Labour candidate sacked after Twitter rants
A Scottish Labour candidate has been forced to step down after attacking prominent figures with “gutter” language on his Twitter page.
Scottish secretary Jim Murphy sacked Stuart MacLennan, who was the PPC for Moray, after the Sun newspaper reported he had called Labour MP Diane Abbot a “f****** idiot” and Commons Speaker John Bercow a “t**”.
Party leaders did not escape either, with the Conservatives’ David Cameron labelled a “t***” and Liberal Democrat leader Nick Clegg called a “b******”.

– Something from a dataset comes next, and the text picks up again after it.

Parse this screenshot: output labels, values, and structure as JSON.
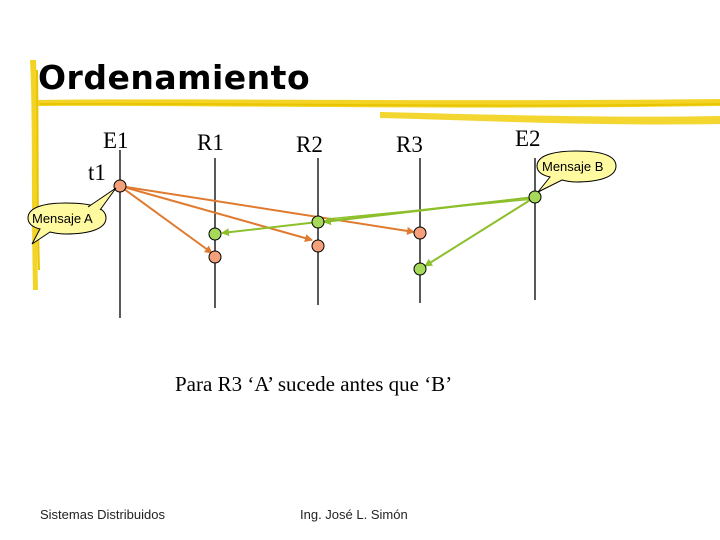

Last night he apologised and said he had “let himself down” in a statement. Following sustained pressure from the Conservatives Labour eventually bowed to their demands.
“Stuart MacLennan has been sacked as Labour’s candidate for Moray for the totally unacceptable language which he has expressed online,” a Labour party spokesperson said.
“On reading the comments in full, the Scottish Labour party was outraged by their content and Scottish Labour’s general secretary took the decision to suspend his membership of the Labour party. Stuart MacLennan is no longer a Labour party candidate nor eligible to hold office as a Labour party representative.”
Scottish Conservative leader Annabel Goldie had said Mr MacLennan should stand down “if he has any shred of remorse or decency”.
She suggested Mr MacLennan’s case was not unusual.
“Labour have run a repugnant and desperate campaign so far, twisting the truth and using fears and smears to scare the most vulnerable people in our society,” she commented.
“This candidate’s behaviour is entirely consistent with this type of campaign.”
And shadow Cabinet member Sayeed Warsi went further. She said: “Stuart MacLennan’s comments are highly offensive, especially to ethnic minorities, elderly people and women.
“Yet Ed Balls, Andy Burnham, Ben Bradshaw and John Prescott, among other senior Labour figures, all followed his tweets without raising a note of protest.”
Mr MacLennan had been campaigning against the Scottish Nationalist party’s Westminster leader Angus Robertson, who took over 36% of the vote in 2005. Labour came third in the seat at the last election, with the Tories in second.